The 5th Circuit’s swift decision comes a day after U.S. District Judge David Ezra wrote that Republican Gov. Greg Abbott needed permission to install the barriers, as dictated by law – a win for the Biden administration .

“Governor Abbott announced that he was not ‘seeking clearance’ for Operation Lone Star, the anti-immigration program under which Texas built the floating barrier. Unfortunately for Texas, permission is exactly what federal law requires before erecting obstructions in the nation’s navigable waters,” Ezra wrote in his decision. The judge also found Texas’ self-defense argument “unconvincing” – that the barriers had been placed in the face of the invasion.

The controversial border buoys were deployed in the Rio Grande as part of Operation Lone Star, Abbott’s border security initiative. In July, the Justice Department sued the state of Texas, claiming the buoys had been installed illegally and asking the judge to force the state to remove them.

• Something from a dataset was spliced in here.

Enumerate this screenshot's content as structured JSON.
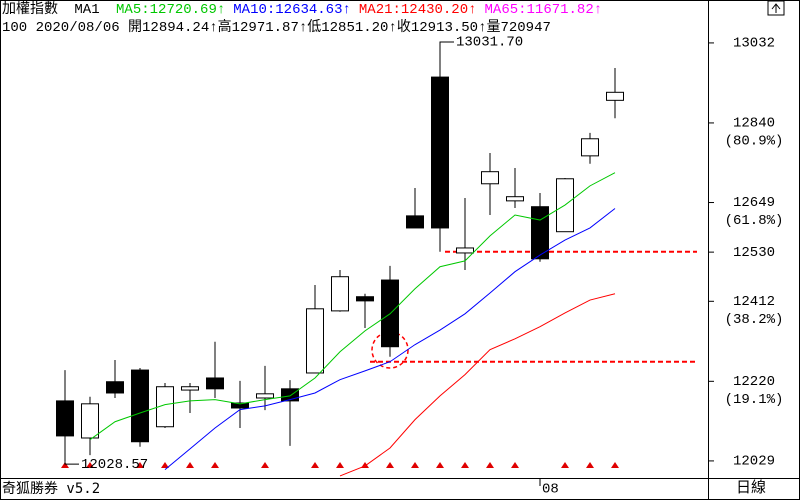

In the lawsuit, filed in U.S. District Court for the Western District of Texas, the Justice Department alleged that Texas and Abbott violated the Rivers and Harbors Act by building a structure in U.S. waters without the clearance from the US Army Corps of Engineers and requested clearance. injunction to prohibit Texas from building additional barriers in the river. The Republican governor, meanwhile, argued that the buoys were meant to deter migrants from crossing the border into the state from Mexico.

Texas, meanwhile, claimed it had the constitutional authority to deploy the floating barriers. Ezra has sometimes called for state attorneys to focus on buoys and not look at other issues like fentanyl and illegal immigration in general on the US southern border.

This story has been updated with additional details.